Late in the third quarter, on a shovel pass to fullback Chris Elmore, Eric Dungey became Syracuse’s all-time leading passer, eclipsing Ryan Nassib’s 9,190 yards. Dungey finished the game with 303 yards and threw for 9,340 in his four years at SU.

In his final game for the Orange, Dungey played with the same reckless abandon that fans will remember in central New York for years to come. Facing near-constant pressure early in the game, he rolled and bailed from the pocket, taking hits and grinding out yards on the ground.

He threw two bad interceptions, but he also accounted for a touchdown. When he took a shot and WVU got flagged for roughing the passer in the first quarter, Dungey popped up and started clapping in the direction of the two defenders who buried him.

From missing the ends of his first three seasons and compiling a lopsided losing record, Dungey pushed and pulled and cajoled SU to its best season in decades and the seventh 10-win season in school history. He will go down as a Syracuse legend, because he is.

Transfer trial run

In their first ever game for Syracuse, transfers Abdul Adams and Trishton Jackson accounted for three of Syracuse’s four touchdowns.

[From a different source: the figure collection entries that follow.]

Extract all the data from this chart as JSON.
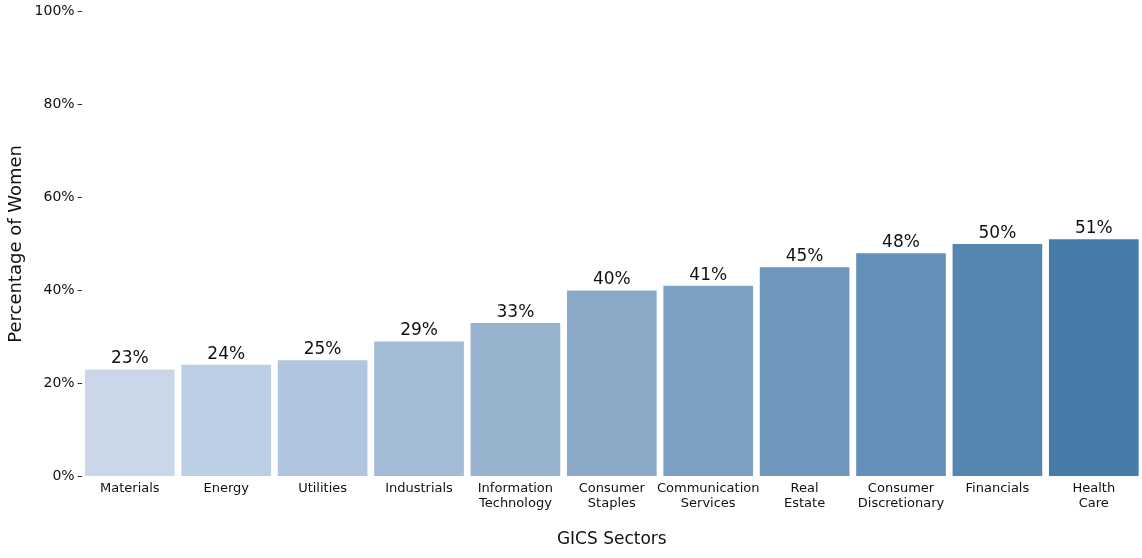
{
  "chart_data": {
    "type": "bar",
    "xlabel": "GICS Sectors",
    "ylabel": "Percentage of Women",
    "categories": [
      "Materials",
      "Energy",
      "Utilities",
      "Industrials",
      "Information Technology",
      "Consumer Staples",
      "Communication Services",
      "Real Estate",
      "Consumer Discretionary",
      "Financials",
      "Health Care"
    ],
    "values": [
      23,
      24,
      25,
      29,
      33,
      40,
      41,
      45,
      48,
      50,
      51
    ],
    "colors": [
      "#c9d7e9",
      "#bccfe4",
      "#b0c5dd",
      "#a3bbd6",
      "#97b3ce",
      "#8aa9c7",
      "#7ca0c1",
      "#6e97bb",
      "#6290b6",
      "#5486b0",
      "#477ca8"
    ],
    "value_labels": [
      "23%",
      "24%",
      "25%",
      "29%",
      "33%",
      "40%",
      "41%",
      "45%",
      "48%",
      "50%",
      "51%"
    ],
    "ylim": [
      0,
      100
    ],
    "yticks": [
      {
        "value": 0,
        "label": "0%"
      },
      {
        "value": 20,
        "label": "20%"
      },
      {
        "value": 40,
        "label": "40%"
      },
      {
        "value": 60,
        "label": "60%"
      },
      {
        "value": 80,
        "label": "80%"
      },
      {
        "value": 100,
        "label": "100%"
      }
    ],
    "grid": false,
    "legend": false
  }
}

Adams, a running back who started at Oklahoma, bulldozed his way to two touchdowns on eight carries for 19 yards. Jackson, a wide receiver formerly at Michigan State, made three catches — one an acrobatic, contested grab on the left edge of the endzone for a touchdown, placing both feet down and rolling out of bounds with the ball on the first play of the fourth quarter.

During bowl practices and at the joint conferences the day before the game, SU head coach Dino Babers was coy about how much Adams and Jackson would, or could play. They needed to master the playbook, be comfortable taking contact again and Babers stressed a certain amount of loyalty to the players who got SU to this point.

But on the field in Orlando, it was the transfers who starred for the Orange.

Unlikely contributors

Early in the fourth quarter, a deflected pass fell in the hands of Syracuse defensive back Allen Stritzinger. The pick set up SU at the WVU 33-yard line, and a few plays later, Andre Szmyt knocked in a 34-yard field goal.

Earlier, sophomore defensive end Tyrell Richards chased down running back Martell Pettaway to save a touchdown, then came bursting off the edge to drop Jack Allison for a sack.

Both players have been regular contributors on special teams and occasionally earned rotational snaps or played in garbage time. But as SU dominated the Mountaineers, Babers played several younger players. He had stressed that as much as the bowl is a reward for the 2018 team, it’s also a springboard into 2019.

“The interesting thing about the bowl season is that you’re really — you have one team but you have another team that’s surfacing,” Babers said on Wednesday. “Your underbelly, your 2019 team, is surfacing because they realize in less than three days maybe the guy that’s in front of them is going to be gone.”

All over the field, players who had for most of the season been buried on the depth chart started sliding in and making plays.